Springerle are a German rolled Christmas cookie. My great-grandmother made these cookies and my grandmother remembered them fondly.

Springerle means “little jumper” or “little knight” and it borrows its technique from that used to emboss designs on Christian bread. The different designs on springerle have evolved a little over the years.

Although they’re not labor-intensive, you do need a special rolling pin in order to make these cookies authentic.

My family no longer has my great-grandmother’s recipe, so I’m relying on this springerle recipe which was submitted to AllRecipes.com by Rosemarie Magee.

Springerle

Ingredients

 

4 eggs

2 tablespoons butter

2 teaspoons baking powder

1/4 teaspoon salt

2 cups white sugar

4 cups all-purpose flour

1/4 cup anise seed

Directions

 

Beat eggs in large mixing bowl until very light.
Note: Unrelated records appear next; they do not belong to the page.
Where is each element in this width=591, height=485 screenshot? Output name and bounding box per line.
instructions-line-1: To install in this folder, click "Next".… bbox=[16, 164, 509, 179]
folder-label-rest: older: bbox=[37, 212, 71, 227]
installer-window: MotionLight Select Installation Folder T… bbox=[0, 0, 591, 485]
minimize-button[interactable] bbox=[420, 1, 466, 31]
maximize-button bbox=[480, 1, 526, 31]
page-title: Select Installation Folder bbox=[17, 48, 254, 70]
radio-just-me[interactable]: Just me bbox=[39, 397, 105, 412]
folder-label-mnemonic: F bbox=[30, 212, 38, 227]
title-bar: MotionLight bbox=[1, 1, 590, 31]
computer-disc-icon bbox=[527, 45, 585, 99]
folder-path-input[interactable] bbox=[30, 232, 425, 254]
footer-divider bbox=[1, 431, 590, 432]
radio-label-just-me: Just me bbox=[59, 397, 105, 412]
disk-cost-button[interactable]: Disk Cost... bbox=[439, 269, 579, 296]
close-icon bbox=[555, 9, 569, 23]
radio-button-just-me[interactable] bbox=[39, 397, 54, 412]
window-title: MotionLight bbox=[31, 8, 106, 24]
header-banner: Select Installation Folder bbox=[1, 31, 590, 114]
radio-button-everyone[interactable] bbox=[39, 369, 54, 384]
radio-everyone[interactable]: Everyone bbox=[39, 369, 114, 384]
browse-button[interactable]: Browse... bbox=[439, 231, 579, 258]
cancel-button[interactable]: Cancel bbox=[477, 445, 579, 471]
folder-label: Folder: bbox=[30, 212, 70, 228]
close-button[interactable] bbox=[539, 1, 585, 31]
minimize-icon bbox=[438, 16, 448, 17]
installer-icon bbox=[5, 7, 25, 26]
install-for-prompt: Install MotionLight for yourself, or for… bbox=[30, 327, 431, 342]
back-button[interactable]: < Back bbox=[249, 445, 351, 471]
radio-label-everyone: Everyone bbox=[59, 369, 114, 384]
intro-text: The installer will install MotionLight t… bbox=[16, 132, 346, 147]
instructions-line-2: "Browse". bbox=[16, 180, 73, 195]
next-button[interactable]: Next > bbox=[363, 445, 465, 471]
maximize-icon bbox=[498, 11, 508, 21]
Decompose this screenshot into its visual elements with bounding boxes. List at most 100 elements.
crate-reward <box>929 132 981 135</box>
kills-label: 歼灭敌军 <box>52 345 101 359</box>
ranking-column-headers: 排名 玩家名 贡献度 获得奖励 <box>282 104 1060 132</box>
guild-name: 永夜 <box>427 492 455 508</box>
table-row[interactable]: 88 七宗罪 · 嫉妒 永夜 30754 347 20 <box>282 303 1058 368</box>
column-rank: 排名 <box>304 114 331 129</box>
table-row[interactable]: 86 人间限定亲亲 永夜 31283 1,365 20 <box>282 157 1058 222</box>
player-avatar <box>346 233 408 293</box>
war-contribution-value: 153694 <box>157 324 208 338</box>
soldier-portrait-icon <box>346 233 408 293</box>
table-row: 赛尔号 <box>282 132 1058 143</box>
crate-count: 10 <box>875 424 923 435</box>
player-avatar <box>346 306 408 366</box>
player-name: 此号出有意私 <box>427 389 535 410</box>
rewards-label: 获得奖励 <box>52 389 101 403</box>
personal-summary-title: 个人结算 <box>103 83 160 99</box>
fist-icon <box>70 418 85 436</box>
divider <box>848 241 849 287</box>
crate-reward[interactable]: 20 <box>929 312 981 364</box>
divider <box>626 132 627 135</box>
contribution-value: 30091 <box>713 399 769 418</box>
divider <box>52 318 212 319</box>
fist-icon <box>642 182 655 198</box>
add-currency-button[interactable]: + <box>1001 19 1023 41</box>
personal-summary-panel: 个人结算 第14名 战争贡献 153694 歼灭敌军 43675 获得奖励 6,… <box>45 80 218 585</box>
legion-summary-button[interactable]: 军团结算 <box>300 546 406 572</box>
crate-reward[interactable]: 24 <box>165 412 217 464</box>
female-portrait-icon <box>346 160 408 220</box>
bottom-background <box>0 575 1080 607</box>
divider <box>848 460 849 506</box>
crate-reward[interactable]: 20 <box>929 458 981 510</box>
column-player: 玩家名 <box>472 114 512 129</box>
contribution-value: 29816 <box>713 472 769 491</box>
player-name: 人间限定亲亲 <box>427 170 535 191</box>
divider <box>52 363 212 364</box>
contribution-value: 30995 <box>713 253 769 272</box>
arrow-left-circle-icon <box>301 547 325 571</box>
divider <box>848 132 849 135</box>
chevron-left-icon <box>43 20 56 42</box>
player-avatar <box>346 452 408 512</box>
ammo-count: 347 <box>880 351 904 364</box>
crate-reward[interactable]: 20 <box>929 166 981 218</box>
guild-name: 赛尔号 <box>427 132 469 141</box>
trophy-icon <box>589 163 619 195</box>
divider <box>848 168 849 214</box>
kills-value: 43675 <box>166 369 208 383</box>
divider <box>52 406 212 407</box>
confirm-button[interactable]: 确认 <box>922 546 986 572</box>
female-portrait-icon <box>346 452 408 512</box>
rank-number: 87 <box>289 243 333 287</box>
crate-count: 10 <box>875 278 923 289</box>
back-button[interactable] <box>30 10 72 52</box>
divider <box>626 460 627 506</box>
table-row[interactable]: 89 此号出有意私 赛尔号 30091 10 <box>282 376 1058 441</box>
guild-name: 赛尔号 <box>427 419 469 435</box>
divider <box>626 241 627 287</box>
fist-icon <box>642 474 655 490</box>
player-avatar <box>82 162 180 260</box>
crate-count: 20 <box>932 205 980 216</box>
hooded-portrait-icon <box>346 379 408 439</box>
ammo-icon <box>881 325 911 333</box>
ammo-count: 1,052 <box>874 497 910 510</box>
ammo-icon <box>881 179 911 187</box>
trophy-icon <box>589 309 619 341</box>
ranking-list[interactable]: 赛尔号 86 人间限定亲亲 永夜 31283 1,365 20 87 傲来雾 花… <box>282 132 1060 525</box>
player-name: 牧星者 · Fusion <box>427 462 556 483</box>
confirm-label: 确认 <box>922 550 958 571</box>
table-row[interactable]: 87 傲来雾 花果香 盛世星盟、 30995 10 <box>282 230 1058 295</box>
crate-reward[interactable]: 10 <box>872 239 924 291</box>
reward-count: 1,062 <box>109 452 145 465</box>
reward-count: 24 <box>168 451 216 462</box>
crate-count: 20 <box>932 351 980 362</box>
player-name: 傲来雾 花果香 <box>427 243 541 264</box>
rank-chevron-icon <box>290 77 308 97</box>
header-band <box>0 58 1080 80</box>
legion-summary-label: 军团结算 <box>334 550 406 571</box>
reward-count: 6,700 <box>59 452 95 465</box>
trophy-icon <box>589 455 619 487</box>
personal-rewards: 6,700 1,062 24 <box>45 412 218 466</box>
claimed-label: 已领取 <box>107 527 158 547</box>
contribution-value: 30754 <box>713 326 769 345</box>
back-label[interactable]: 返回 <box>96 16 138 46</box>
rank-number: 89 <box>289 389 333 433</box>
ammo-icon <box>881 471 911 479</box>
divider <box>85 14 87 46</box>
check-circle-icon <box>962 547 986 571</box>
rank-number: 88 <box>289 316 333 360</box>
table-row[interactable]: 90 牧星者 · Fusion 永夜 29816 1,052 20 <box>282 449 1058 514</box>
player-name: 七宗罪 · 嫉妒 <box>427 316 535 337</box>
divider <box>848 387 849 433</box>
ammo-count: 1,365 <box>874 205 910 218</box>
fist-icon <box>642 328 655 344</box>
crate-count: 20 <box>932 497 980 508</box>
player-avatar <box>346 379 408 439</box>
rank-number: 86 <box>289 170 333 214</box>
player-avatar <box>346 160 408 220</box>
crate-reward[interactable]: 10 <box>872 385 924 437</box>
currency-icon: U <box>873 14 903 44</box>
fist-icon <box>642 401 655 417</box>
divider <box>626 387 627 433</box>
Add sugar and butter. Cream together until light and fluffy.

Sift flour, baking powder, and salt. Add dry ingredients and combine.

Knead dough until smooth … add more flour to get a smooth dough if necessary.

Cover dough and allow to chill in refrigerator for at least 2 hours.

Roll onto slightly floured board to 1/2 inch thickness. Then roll again with springerle roller to make designs. Cut at border. Sprinkle anise seed on clean tea towel and place cookies on this. Allow to stand overnight (don’t cover) to dry.

Bake 12 to 15 minutes at 325 degrees F (170 degrees C).

Cool completely. Store in tight tin container … the longer they are stored, the more anise flavor they take up.